For now it seems mainly useful as a way of getting a quick first draft of some code which I then have to fix up and get fully working myself.

I see a whole lot of potential in these tools, and in some domains they are starting to deliver on some of the promise. But by and large I agree with this statement - they're actually costing me time because I have to do the research to see where they went wrong. I'm better off learning it properly and idiomatically from scratch right now.
I don't get this at all. What kind of code are you writing that you have to literally go and research what it spat out?

In my experience 90% of code is 90% the same as another piece of code in the same repo, with small differences, and copilot will make you fly writing that code.

If you can't read the output code, does it mean the rest of your codebase is similarly unreadable?

The complexity in a codebase or a system is usually from different parts integrating or an overall architecture, but that's totally different to an individual function

"What kind of code are you writing that you have to literally go and research what it spat out" - so in a recent case I was trying to work with Elasticsearch. I'm not an expert in that, so I asked it to do some things. It hallucinated a bunch, and I ended up having to dive in and learn it deeply anyway.

In that case I think I was better off not relying on the tool. I do find it nice to steer me in a direction, but the things I use tend to be niche enough that I don't get the benefit many others do.

I also have a feeling you and I are using it in different capacities.

This can happen when you are working with new codebases or APIs.

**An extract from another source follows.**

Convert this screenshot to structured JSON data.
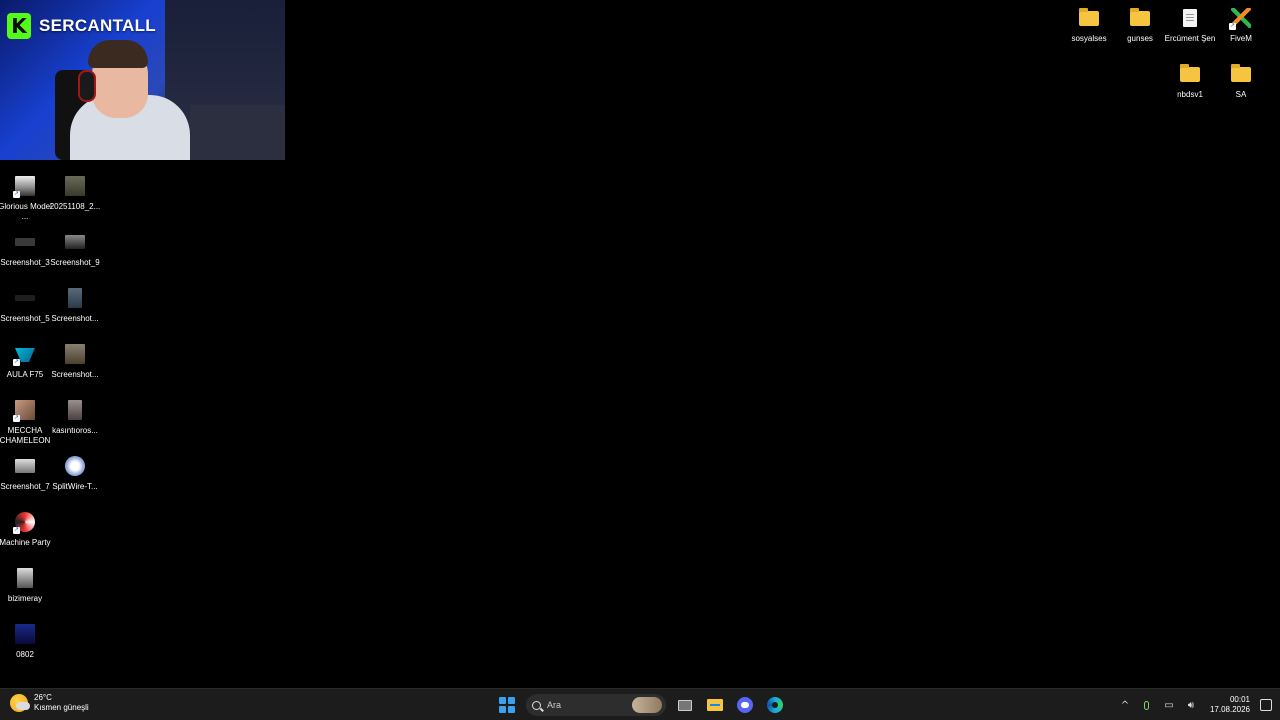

For example, recently I tried to build this small gnome extension [0] but I had 0 experience with the API. So I tried chat gpt.

Even though the structure of the code in the file was ok, it called some APIs that did not exist, it created a new var `this._menu` for the dropdown that was not needed (this.menu already exists) and in the end I still had to go through gnome extensions docs to figure out how to do it right.

Overall I don't regret using it but the experience wasn't magical, as I guess we all want it.

[0]: https://github.com/onel/keyboard-cat-defense

Agreed that Github Copilot is not worth anyone's valuable time. You should check out the new Claude 3 Opus model, it's noticeably better. Right off the bat, it's less 'lazy' with its generations, and for me, it has been able to solve bugs that GPT-4 could not solve.

Just this week we made it available on https://double.bot (VS COde Copilot extension). Have been getting similar feedback from multiple users

I hadn't explicitly asked that, but that is what I've been curious about too, as in are these, currently, good enough. Which is why I wanted to start with whichever is the best, again currently, rather than bang my head against ones that are not good.

I had tried a simple experiment to generate some basic Go REST service, XML parsing code, using Bard and ChatGPT and they were actually not bad. But, that was a very simple and new code.